As an alternative, consider committing a bunch of records in your batch, then doing the callout during the next batch. Pseudocode follows:

public void GenerateAndEmailPDF implements Database.Stateful, Database.Batchable<SObject>, Database.AllowCallouts {
    Id[] callouts = new Id[0];
    public Database.QueryLocator start(Database.BatchableContext context) {
    public void execute(Database.BatchableContext context, Opportunity[] records) {
    public void finish(Database.BatchableContext) {
    public void doCallouts(Id[] quoteIds) {
    public void generateQuotes(Opportunity[] records) {
        callouts.addAll(new Map<Id, Quote>(newQuotes).keySet());

doCallouts generates the PDF files from the prior iteration, and then the new quotes are saved. One final push is needed in the finish method to finish generating the rest of the PDF files.

  • Duh, I can't believe I forgot about the finish method :/
    – gNerb
    Commented May 22, 2018 at 16:18
  • I assume the finish method get's it's own context after all batches are finished and that the context is subject to async limits as well? I'm wondering how viable this is as there is still ALOT of work to do after the quotes have been created.
    – gNerb
    Commented May 22, 2018 at 16:21
  • @gNerb Note that what I'm doing is putting the callouts before the DML, as the framework requires. The PDF generation is actually occurring one transaction after the quotes are created.

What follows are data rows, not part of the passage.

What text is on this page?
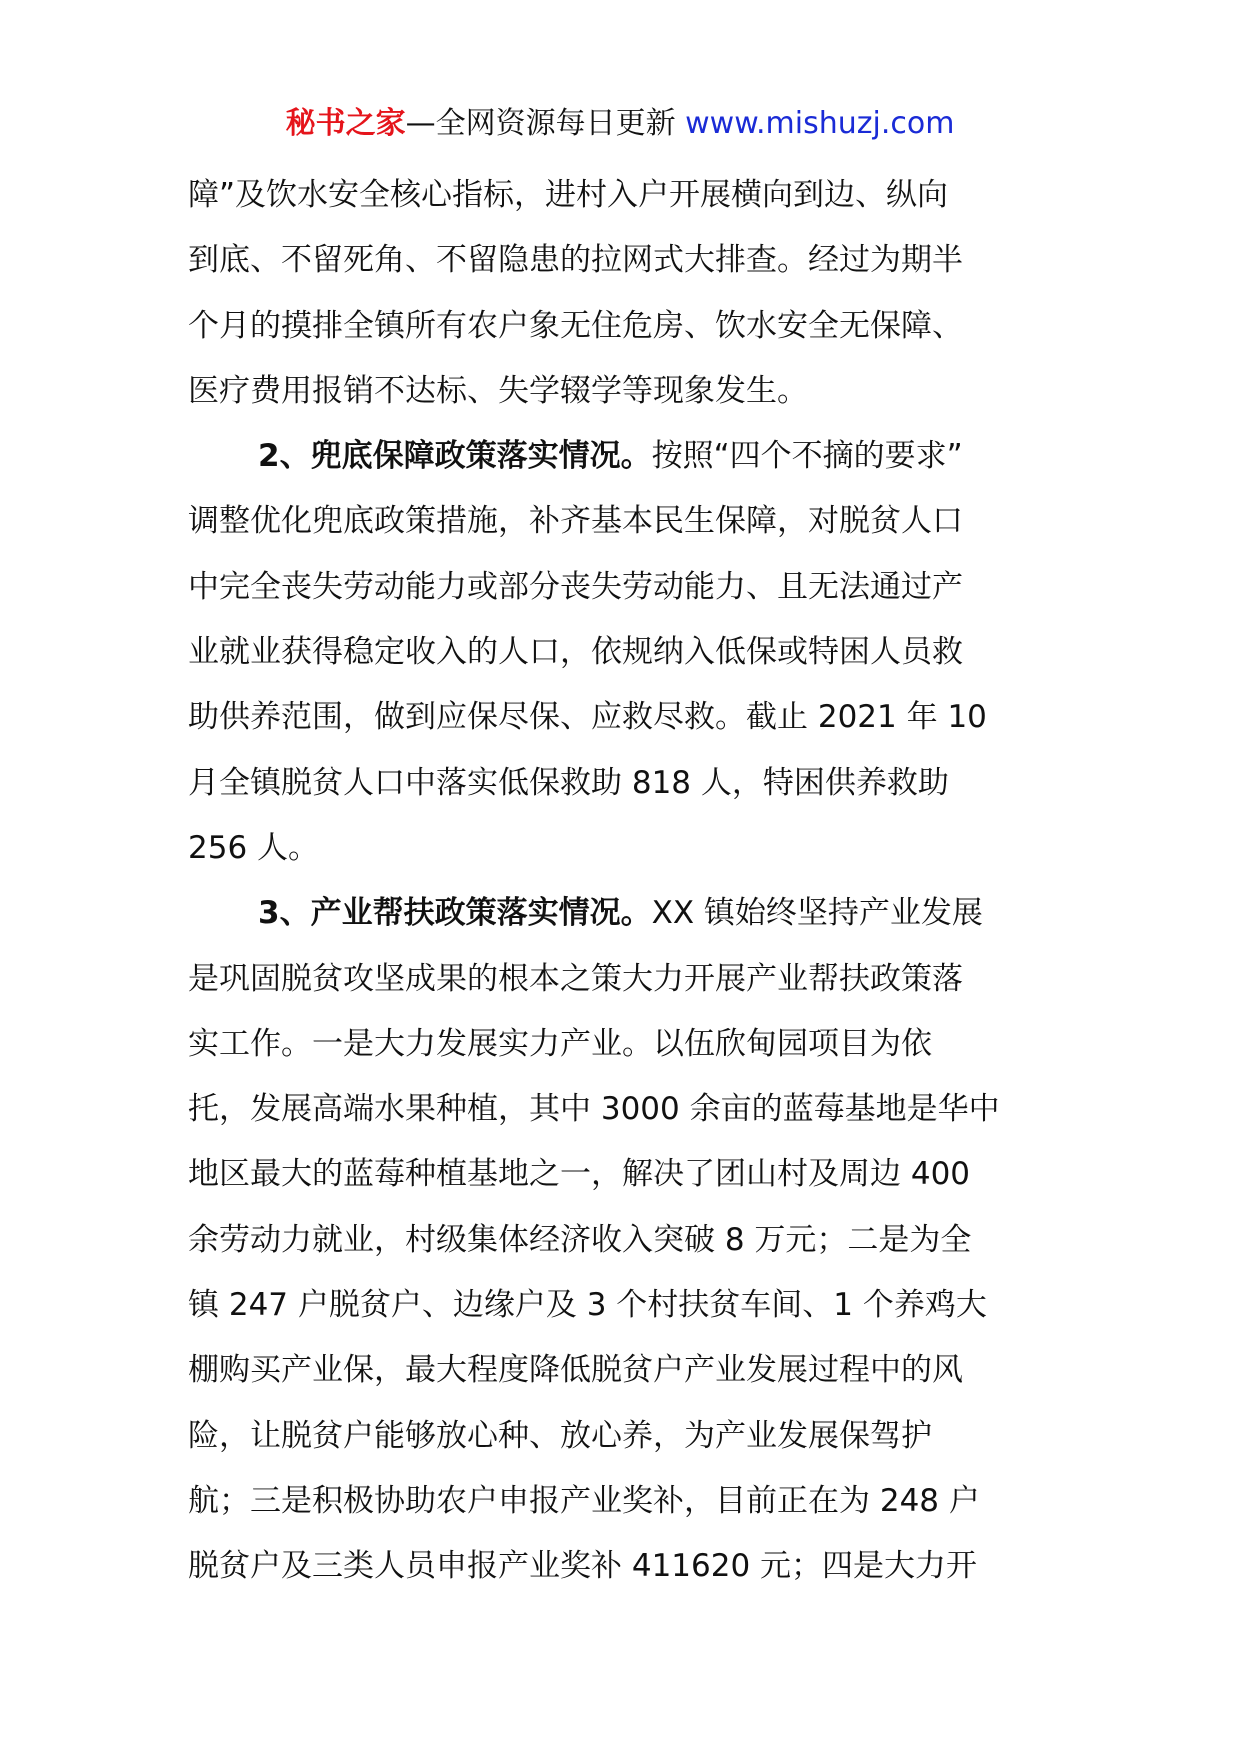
秘书之家—全网资源每日更新 www.mishuzj.com
障”及饮水安全核心指标，进村入户开展横向到边、纵向
到底、不留死角、不留隐患的拉网式大排查。经过为期半
个月的摸排全镇所有农户象无住危房、饮水安全无保障、
医疗费用报销不达标、失学辍学等现象发生。
2、兜底保障政策落实情况。按照“四个不摘的要求”
调整优化兜底政策措施，补齐基本民生保障，对脱贫人口
中完全丧失劳动能力或部分丧失劳动能力、且无法通过产
业就业获得稳定收入的人口，依规纳入低保或特困人员救
助供养范围，做到应保尽保、应救尽救。截止 2021 年 10
月全镇脱贫人口中落实低保救助 818 人，特困供养救助
256 人。
3、产业帮扶政策落实情况。XX 镇始终坚持产业发展
是巩固脱贫攻坚成果的根本之策大力开展产业帮扶政策落
实工作。一是大力发展实力产业。以伍欣甸园项目为依
托，发展高端水果种植，其中 3000 余亩的蓝莓基地是华中
地区最大的蓝莓种植基地之一，解决了团山村及周边 400
余劳动力就业，村级集体经济收入突破 8 万元；二是为全
镇 247 户脱贫户、边缘户及 3 个村扶贫车间、1 个养鸡大
棚购买产业保，最大程度降低脱贫户产业发展过程中的风
险，让脱贫户能够放心种、放心养，为产业发展保驾护
航；三是积极协助农户申报产业奖补，目前正在为 248 户
脱贫户及三类人员申报产业奖补 411620 元；四是大力开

You can do any additional work (sending emails, etc) after doing the callouts. You don't need to do this exclusively in the finish method.
    – sfdcfox
    Commented May 22, 2018 at 16:23
  • 1
    @gNerb You're overthinking it. It's just my preferred style of code. Within the asynchronous code, this code executes in order. It's just more efficient to call addAll once than it is to call add one hundred times.
    – sfdcfox
    Commented May 22, 2018 at 16:42
  • 1
    @gNerb I've mixed set/list data types; you could change the variable to a set if you prefer, then the direct assignment would be practical. Again, this is more pseudo-code, not meant to be taken literally.
    – sfdcfox
    Commented May 22, 2018 at 16:44

(This is a sample of using a queueable, I'm not accepting as I'd like other's to weigh in)

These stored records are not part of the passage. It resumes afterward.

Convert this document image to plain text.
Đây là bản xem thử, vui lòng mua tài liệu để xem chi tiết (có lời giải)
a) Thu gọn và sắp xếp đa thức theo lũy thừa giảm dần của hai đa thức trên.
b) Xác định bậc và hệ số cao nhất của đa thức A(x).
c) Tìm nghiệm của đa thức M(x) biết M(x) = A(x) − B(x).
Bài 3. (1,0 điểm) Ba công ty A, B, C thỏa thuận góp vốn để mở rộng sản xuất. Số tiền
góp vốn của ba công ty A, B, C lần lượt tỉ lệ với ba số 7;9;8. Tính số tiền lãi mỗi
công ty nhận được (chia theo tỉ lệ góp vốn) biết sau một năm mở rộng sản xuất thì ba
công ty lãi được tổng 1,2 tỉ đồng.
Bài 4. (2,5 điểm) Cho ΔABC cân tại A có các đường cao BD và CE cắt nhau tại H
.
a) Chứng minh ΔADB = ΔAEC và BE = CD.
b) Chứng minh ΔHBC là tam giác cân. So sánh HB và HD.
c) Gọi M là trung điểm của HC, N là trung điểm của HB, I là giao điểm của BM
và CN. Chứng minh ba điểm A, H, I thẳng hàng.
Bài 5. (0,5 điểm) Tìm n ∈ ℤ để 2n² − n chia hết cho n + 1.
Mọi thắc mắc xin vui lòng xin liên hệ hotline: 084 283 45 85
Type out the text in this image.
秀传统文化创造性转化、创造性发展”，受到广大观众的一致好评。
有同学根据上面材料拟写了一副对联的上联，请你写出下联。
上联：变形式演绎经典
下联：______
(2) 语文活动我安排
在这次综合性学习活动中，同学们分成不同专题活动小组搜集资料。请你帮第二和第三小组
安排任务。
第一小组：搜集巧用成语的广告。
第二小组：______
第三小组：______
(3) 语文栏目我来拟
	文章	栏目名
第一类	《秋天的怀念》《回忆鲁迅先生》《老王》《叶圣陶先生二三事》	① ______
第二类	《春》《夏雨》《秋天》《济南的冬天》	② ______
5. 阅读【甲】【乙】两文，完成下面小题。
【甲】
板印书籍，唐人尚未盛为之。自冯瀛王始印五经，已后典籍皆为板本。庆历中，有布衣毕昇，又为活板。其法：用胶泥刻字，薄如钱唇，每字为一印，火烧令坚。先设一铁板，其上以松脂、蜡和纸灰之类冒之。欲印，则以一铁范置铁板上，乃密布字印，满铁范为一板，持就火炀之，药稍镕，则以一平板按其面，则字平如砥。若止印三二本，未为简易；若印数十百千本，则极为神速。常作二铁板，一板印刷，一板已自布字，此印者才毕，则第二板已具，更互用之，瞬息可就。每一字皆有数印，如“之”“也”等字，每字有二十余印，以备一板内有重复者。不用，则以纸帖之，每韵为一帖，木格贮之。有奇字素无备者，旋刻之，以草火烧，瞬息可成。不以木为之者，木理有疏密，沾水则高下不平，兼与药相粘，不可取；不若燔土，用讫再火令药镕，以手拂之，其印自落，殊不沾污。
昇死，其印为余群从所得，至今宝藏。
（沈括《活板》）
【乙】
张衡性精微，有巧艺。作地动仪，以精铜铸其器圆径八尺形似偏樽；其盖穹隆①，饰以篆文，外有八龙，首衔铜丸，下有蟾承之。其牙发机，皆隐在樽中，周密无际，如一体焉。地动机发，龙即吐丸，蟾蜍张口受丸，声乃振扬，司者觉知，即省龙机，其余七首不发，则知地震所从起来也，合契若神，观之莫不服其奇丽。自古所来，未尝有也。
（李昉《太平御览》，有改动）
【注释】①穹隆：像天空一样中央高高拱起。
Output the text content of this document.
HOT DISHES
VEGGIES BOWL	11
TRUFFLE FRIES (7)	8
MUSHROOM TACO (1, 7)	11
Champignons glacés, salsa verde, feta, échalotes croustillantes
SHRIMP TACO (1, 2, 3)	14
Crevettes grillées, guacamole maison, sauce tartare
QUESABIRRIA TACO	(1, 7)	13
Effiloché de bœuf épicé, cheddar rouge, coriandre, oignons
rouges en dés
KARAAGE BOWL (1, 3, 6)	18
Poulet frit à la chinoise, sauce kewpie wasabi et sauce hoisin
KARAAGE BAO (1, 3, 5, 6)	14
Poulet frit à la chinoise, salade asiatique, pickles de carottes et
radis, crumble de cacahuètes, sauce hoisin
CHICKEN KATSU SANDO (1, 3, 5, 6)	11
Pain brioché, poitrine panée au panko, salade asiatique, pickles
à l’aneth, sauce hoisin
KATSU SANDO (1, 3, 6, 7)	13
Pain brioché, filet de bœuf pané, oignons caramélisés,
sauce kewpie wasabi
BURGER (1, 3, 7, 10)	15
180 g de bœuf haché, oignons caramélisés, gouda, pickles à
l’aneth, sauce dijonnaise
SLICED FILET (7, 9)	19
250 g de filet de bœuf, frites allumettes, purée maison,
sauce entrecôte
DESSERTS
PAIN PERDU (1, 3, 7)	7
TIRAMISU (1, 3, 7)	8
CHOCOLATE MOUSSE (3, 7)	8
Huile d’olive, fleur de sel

As stated in the question, the only solution I can think to try is to move the code around generating PDFs into a queueable. I'm concerned about limits related to queueables.

In an attempt to reduce the impact on limits, I'm bulkifying my queueable by using a list of quotes in order to reduce the number of jobs I have to enqueue. This should mean I only need 1 queueable per transaction:


public class QueueableAutoRenewal implements Queueable {
    public List<Quote> newQuotes;

    public void execute(QueueableContext context) {
        if (this.newQuotes != null) {
            // Do the stuff

Enqueueing the Job

QueueableAutoRenewal queueableJob = new QueueableAutoRenewal();
queueableJob.newQuotes = quotesToInsert;

From what I can tell by researching limits, this is the most restrictive limit so if I can workaround it by bulkifying my queueble, I think It'll work. Feel free to point out any other limits I need to be aware of.


For my needs, I don't think I'll need to perform DML on the quotes so I'm not re-querying them and I'm not super concerned with access issues.